Le Japon capitule le 2 septembre 1945. Le général MacArthur, commandant suprême des forces alliées en Pacifique, déclare dans l’ordre général n°1 (General Order No. 1[8]) que les troupes japonaises au nord du 38e parallèle se rendront aux forces soviétiques, tandis que celles au sud se rendront aux Américains.

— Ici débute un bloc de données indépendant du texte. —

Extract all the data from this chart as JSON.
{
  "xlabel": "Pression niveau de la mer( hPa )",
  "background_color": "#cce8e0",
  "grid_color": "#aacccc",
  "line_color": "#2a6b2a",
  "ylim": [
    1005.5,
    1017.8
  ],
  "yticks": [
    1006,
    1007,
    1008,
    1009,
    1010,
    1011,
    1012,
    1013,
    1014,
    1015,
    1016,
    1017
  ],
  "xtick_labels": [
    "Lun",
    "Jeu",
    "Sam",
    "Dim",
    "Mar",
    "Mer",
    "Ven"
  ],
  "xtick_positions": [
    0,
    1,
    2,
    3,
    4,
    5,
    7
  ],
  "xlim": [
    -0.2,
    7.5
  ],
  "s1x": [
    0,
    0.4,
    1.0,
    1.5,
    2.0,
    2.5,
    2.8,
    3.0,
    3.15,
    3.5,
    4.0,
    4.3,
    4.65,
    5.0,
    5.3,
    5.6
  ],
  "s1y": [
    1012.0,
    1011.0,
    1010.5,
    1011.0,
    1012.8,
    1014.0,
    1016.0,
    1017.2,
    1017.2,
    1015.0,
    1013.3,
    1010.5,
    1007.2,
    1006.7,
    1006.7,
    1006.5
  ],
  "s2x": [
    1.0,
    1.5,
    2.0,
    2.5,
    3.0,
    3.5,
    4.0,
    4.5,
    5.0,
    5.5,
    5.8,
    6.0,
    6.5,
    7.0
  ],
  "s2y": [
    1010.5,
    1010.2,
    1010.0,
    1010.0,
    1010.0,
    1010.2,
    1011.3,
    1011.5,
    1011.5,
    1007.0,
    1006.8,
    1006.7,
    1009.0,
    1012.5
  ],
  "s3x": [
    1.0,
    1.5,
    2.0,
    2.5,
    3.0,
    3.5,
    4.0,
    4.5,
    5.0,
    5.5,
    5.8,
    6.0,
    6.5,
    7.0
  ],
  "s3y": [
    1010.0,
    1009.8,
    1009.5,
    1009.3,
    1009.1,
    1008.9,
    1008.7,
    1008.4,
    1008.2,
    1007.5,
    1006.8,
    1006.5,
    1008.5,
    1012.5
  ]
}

Ce qui entraîne de facto la création de deux zones d’occupation.

 

 

 


[1] https://plone.unige.ch/art-adr/cases-affaires/affaire-manuscrits-coreens-2013-france-et-coree-du-sud-1 Dossier de l’Université de Genève concernant les manuscrits coréens « ramenés » en France et restitués en 2011

[2] Qui donna son nom à la Corée moderne, cf. l’article de Bonjour Pyongyang sur le nom de la Corée

[3] http://en.wikisource.org/wiki/Japan-Korea_Annexation_Treaty Traité d’annexion de 1910 (en anglais et en français)

[4] http://www.jstor.org/stable/2186806 The Annexation of Korea to Japan, The American Journal of International Law , Vol. 4, No. 4 (Oct., 1910), pp. 923-925

[5] Le nombre exact fait l’objet de conflits mais il s’agit de l’ordre de grandeur

[6] Captive of the Cold War: The Decision to Divide Korea at the 38th Parallel, James I. Matray, Pacific Historical Review, Vol. 50, No. 2 (May, 1981), pp. 145-168

[7] il s’agissait d’une ligne de démarcation choisie par le Japon en 1896 qui informa la Russie d’une éventuelle séparation de la Corée passant sous la coupe des deux empires (le Japon ayant battu la Russie en 1905, l’idée passa à la trappe). Staline souhaitait en outre maintenir de bonnes relations avec Truman sur la question du Japon.